L'ascension du Seigneur est le sujet du message que Marie est chargée par Lui de porter à ses «frères». Jésus ne parlait pas de se présenter lui-même à Dieu, et de revenir ensuite pour être avec les siens. Il ne s'agit ici que de son ascension, sans aucune allusion à son retour. C'est de la position céleste qu'il allait prendre, que Marie devait porter le message au résidu.

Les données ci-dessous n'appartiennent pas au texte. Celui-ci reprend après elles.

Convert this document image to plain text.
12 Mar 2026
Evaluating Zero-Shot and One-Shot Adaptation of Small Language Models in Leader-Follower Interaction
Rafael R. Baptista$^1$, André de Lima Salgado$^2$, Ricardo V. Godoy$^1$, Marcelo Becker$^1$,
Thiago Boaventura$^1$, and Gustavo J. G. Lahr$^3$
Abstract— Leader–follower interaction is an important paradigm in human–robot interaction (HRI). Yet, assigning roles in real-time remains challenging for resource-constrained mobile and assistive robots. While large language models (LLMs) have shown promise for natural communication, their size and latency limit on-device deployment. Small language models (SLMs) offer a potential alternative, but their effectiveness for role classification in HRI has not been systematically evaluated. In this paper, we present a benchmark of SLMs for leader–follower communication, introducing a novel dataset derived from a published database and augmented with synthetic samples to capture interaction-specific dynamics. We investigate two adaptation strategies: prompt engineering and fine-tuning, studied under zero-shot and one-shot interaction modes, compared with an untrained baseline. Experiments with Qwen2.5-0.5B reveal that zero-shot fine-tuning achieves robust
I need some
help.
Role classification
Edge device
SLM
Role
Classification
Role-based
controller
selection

Marie fut donc richement récompensée de tout son service et de toutes ses peines. La femme qui avait été la demeure de sept démons, est la messagère choisie du Seigneur pour porter ces bonnes nouvelles à ses frères. Le Psaume 22, verset 22 avait bien annoncé le message à l'avance; mais aurait-on pu imaginer à qui il serait confié par le Seigneur? La grâce avait délivré Marie de Magdala et se servait d'elle. La grâce l'avait délivrée et l'avait attachée à Jésus. D'autres avaient entendu les paroles du Seigneur et vu ses oeuvres; elle avait été délivrée par Lui, et sa grâce et sa puissance s'étaient magnifiées en elle, et l'avaient ainsi attachée à Christ.